The downsides of using in-house teams
Lack of translation experience means translations will take longer, increasing turnaround times and costs.
Also, the lack of utilising technology, as it is unlikely a company will invest in the expensive software used by translation companies which can lower costs by up to 30% and reduce translation time by as much as 50%
There’s also a lack of flexibility in several areas including target language and project start date. The company may only be able to complete in house translations for certain languages and fast turnarounds may not be possible if the in-house team is busy on other projects.
Limited scalability, as you will only have a certain number of people able to complete the translation project and if they need to take on extra work they probably won’t be able to cope.

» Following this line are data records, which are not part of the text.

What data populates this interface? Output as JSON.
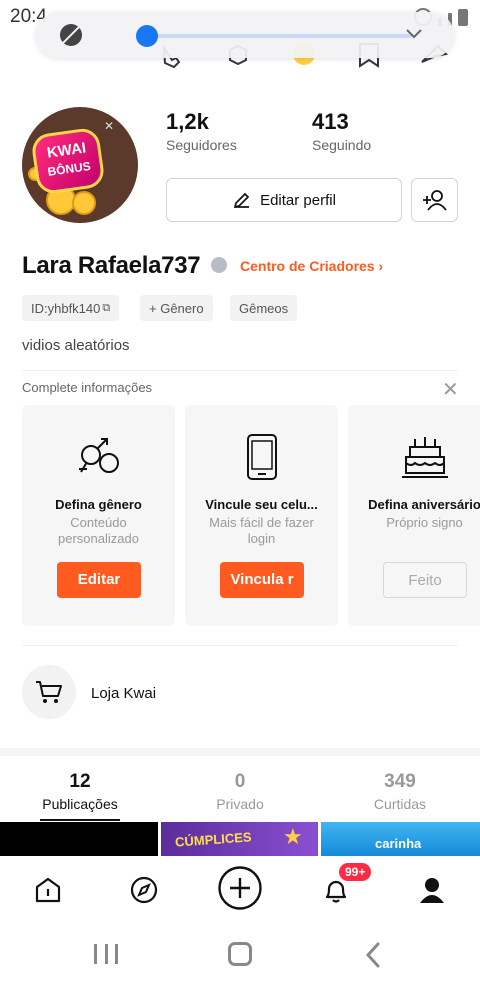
{
  "status_bar": {
    "time": "20:4"
  },
  "media_pill": {
    "progress": 0.0
  },
  "profile": {
    "avatar": {
      "line1": "KWAI",
      "line2": "BÔNUS"
    },
    "followers": {
      "count": "1,2k",
      "label": "Seguidores"
    },
    "following": {
      "count": "413",
      "label": "Seguindo"
    },
    "edit_label": "Editar perfil",
    "name": "Lara Rafaela737",
    "creators_link": "Centro de Criadores",
    "chips": [
      "ID:yhbfk140",
      "+ Gênero",
      "Gêmeos"
    ],
    "bio": "vidios aleatórios"
  },
  "complete": {
    "title": "Complete informações",
    "cards": [
      {
        "title": "Defina gênero",
        "subtitle": "Conteúdo personalizado",
        "button": "Editar",
        "icon": "gender-icon"
      },
      {
        "title": "Vincule seu celu...",
        "subtitle": "Mais fácil de fazer  login",
        "button": "Vincula r",
        "icon": "phone-icon"
      },
      {
        "title": "Defina aniversário",
        "subtitle": "Próprio signo",
        "button": "Feito",
        "icon": "cake-icon"
      }
    ]
  },
  "shop": {
    "label": "Loja Kwai"
  },
  "tabs": [
    {
      "count": "12",
      "label": "Publicações",
      "active": true
    },
    {
      "count": "0",
      "label": "Privado",
      "active": false
    },
    {
      "count": "349",
      "label": "Curtidas",
      "active": false
    }
  ],
  "thumbnails": {
    "t2": "CÚMPLICES",
    "t3": "carinha"
  },
  "bottom_nav": {
    "items": [
      "home-icon",
      "discover-icon",
      "create-icon",
      "notifications-icon",
      "profile-icon"
    ],
    "badge": "99+"
  },
  "colors": {
    "accent": "#ff5a1f",
    "badge": "#ff2b45",
    "knob": "#1877f2"
  }
}
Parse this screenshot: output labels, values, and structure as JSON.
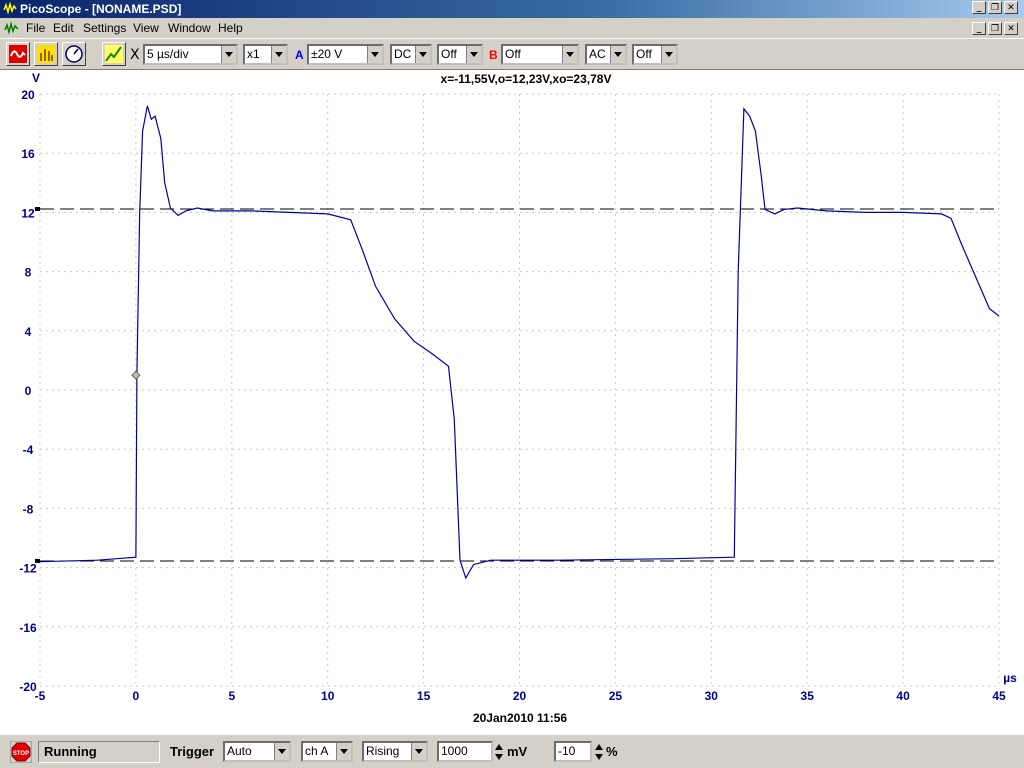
{
  "window": {
    "title": "PicoScope - [NONAME.PSD]",
    "buttons": [
      "_",
      "❐",
      "✕"
    ]
  },
  "menu": {
    "items": [
      "File",
      "Edit",
      "Settings",
      "View",
      "Window",
      "Help"
    ]
  },
  "toolbar": {
    "x_mark": "X",
    "timebase": "5 µs/div",
    "multiplier": "x1",
    "channel_a_label": "A",
    "channel_a_range": "±20 V",
    "channel_a_coupling": "DC",
    "channel_a_extra": "Off",
    "channel_b_label": "B",
    "channel_b_range": "Off",
    "channel_b_coupling": "AC",
    "channel_b_extra": "Off"
  },
  "colors": {
    "trace": "#0000a8",
    "axis_text": "#00008b",
    "channel_a": "#0000ff",
    "channel_b": "#ff0000",
    "grid": "#c8c8c8"
  },
  "icons": [
    "scope-icon",
    "spectrum-icon",
    "meter-icon",
    "trace-icon",
    "stop-icon"
  ],
  "chart_data": {
    "type": "line",
    "xlabel": "µs",
    "ylabel": "V",
    "xlim": [
      -5,
      45
    ],
    "ylim": [
      -20,
      20
    ],
    "xticks": [
      -5,
      0,
      5,
      10,
      15,
      20,
      25,
      30,
      35,
      40,
      45
    ],
    "yticks": [
      20,
      16,
      12,
      8,
      4,
      0,
      -4,
      -8,
      -12,
      -16,
      -20
    ],
    "grid": true,
    "cursor_readout": "x=-11,55V,o=12,23V,xo=23,78V",
    "timestamp": "20Jan2010  11:56",
    "cursor_levels": [
      12.23,
      -11.55
    ],
    "trigger_marker": {
      "x": 0,
      "y": 1
    },
    "series": [
      {
        "x": [
          -5,
          -2,
          0,
          0.05,
          0.2,
          0.35,
          0.6,
          0.8,
          1.0,
          1.3,
          1.5,
          1.8,
          2.2,
          2.6,
          3.2,
          4,
          6,
          8,
          10,
          11.2,
          11.8,
          12.5,
          13.5,
          14.5,
          15.5,
          16.3,
          16.6,
          16.9,
          17.2,
          17.6,
          18.5,
          22,
          28,
          31.2,
          31.4,
          31.7,
          32,
          32.3,
          32.6,
          32.8,
          33.3,
          33.8,
          34.5,
          36,
          38,
          40,
          42,
          42.5,
          43,
          43.5,
          44,
          44.5,
          45
        ],
        "y": [
          -11.6,
          -11.5,
          -11.3,
          1,
          12,
          17.5,
          19.2,
          18.3,
          18.5,
          17,
          14,
          12.3,
          11.8,
          12.1,
          12.3,
          12.1,
          12.1,
          12,
          11.9,
          11.5,
          9.5,
          7,
          4.8,
          3.3,
          2.4,
          1.6,
          -2,
          -11.5,
          -12.7,
          -11.8,
          -11.5,
          -11.5,
          -11.4,
          -11.3,
          8,
          19,
          18.5,
          17.5,
          14.5,
          12.2,
          11.9,
          12.2,
          12.3,
          12.1,
          12,
          12,
          11.9,
          11.6,
          10,
          8.5,
          7,
          5.5,
          5
        ]
      }
    ]
  },
  "status": {
    "state": "Running",
    "trigger_label": "Trigger",
    "trigger_mode": "Auto",
    "trigger_channel": "ch A",
    "trigger_edge": "Rising",
    "trigger_level": "1000",
    "level_unit": "mV",
    "pre_trigger": "-10",
    "pre_unit": "%",
    "stop_label": "STOP"
  }
}
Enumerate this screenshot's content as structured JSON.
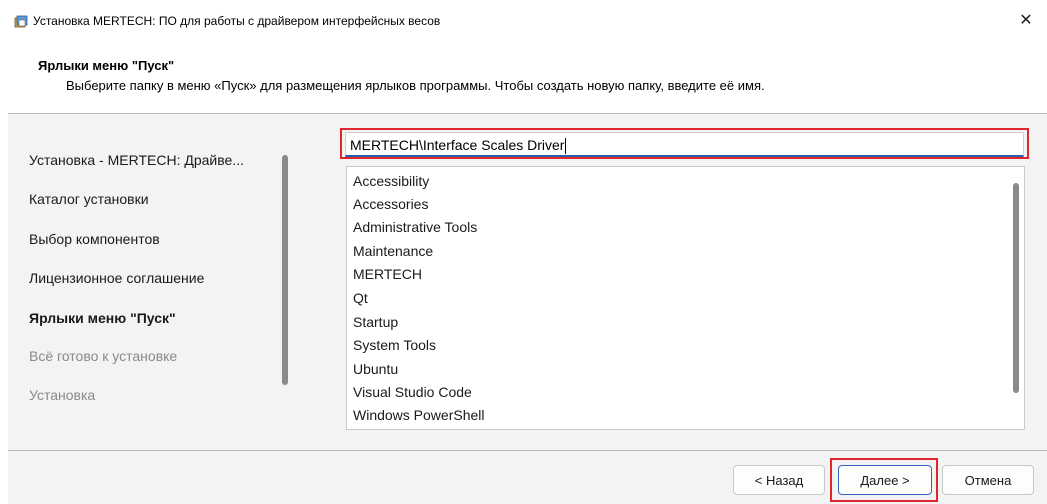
{
  "window": {
    "title": "Установка MERTECH: ПО для работы с драйвером интерфейсных весов",
    "close_glyph": "✕"
  },
  "header": {
    "title": "Ярлыки меню \"Пуск\"",
    "subtitle": "Выберите папку в меню «Пуск» для размещения ярлыков программы. Чтобы создать новую папку, введите её имя."
  },
  "sidebar": {
    "items": [
      {
        "label": "Установка - MERTECH: Драйве...",
        "state": "normal"
      },
      {
        "label": "Каталог установки",
        "state": "normal"
      },
      {
        "label": "Выбор компонентов",
        "state": "normal"
      },
      {
        "label": "Лицензионное соглашение",
        "state": "normal"
      },
      {
        "label": "Ярлыки меню \"Пуск\"",
        "state": "active"
      },
      {
        "label": "Всё готово к установке",
        "state": "disabled"
      },
      {
        "label": "Установка",
        "state": "disabled"
      }
    ]
  },
  "folder_input": {
    "value": "MERTECH\\Interface Scales Driver"
  },
  "folder_list": {
    "items": [
      "Accessibility",
      "Accessories",
      "Administrative Tools",
      "Maintenance",
      "MERTECH",
      "Qt",
      "Startup",
      "System Tools",
      "Ubuntu",
      "Visual Studio Code",
      "Windows PowerShell"
    ]
  },
  "footer": {
    "back_label": "< Назад",
    "next_label": "Далее >",
    "cancel_label": "Отмена"
  },
  "colors": {
    "highlight": "#e0262c",
    "focus": "#2a5caa"
  }
}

Cost of using in-house staff compared to lower cost external staff. It’s not only the cost of the translation which will be slower due to lack of experience and software but also the hidden cost of using the staff time on translation when it could be used to increase revenue for other parts of the business.
The positives of using freelancers
Sourcing of professional translators for large volumes of work through the internet is easy. Worldwide networks can work in different time zones creating faster turnaround times It’s also cheaper to use freelancers for one off or low volume projects.
The negatives of using freelancers
Good translators can be difficult to find and must be tested to determine suitability. This can be a long process and use up a considerable amount of recruitment time. Managing the project can be difficult when using freelancers in different time zones and multiple languages.
You may not be a priority, freelancers will have work coming in from a number of sources there is no guarantee you will be high up on their priority list. No accountability, if they don’t deliver on time or decide to go AWOL there is little you can do about it.
It’s unusual for freelancers to be able to afford all the latest tools and technologies to increase speed, quality and lower costs. You may get an inferior end product which has taken longer to produce and cost more overall.
Now we have looked at using in-house teams and working with freelancers, the third way of dealing with your language projects is by outsourcing through a LSP.
The positives of using Language Service Providers
LSPs offer a centralised management and take responsibility of both the human and language resources. This takes away the time and effort needed by the company to look after their translation resources. This is particularly useful if you complete multi-language translation where the time to contact and explain each project is multiplied by the number of languages.
Your company will not need to purchase costly technology required to increase speed, improve quality and lower costs because your LSP will have this in-house. Access to a variety of expertise and language combinations that have been tested and are fit for purpose. Most LSPs will provide a dedicated project manager who is accountable for deadlines and quality.
The negatives of using Language Service Providers
The initial cost will be higher using a LSP although this will be mitigated by the additional costs of using in-house teams or freelancers. The translation will only be as good as the reference material you provide, lack of this information at the beginning of a project can result in the wrong terminology being used.
To sum up there is no right or wrong answer, its more a question of your company’s needs and the level of translation you require. Smaller, simple one-off projects are probable better suited for in-house resources or freelancers. Whilst more complicated multi-language projects which would not require the employment of full time team into your organisation are better suited for LSPs.
Cost is not the only factor, you should also consider the level of service, expertise and the benefits technology could bring to your translation needs.
These factors will determine the path your company should take.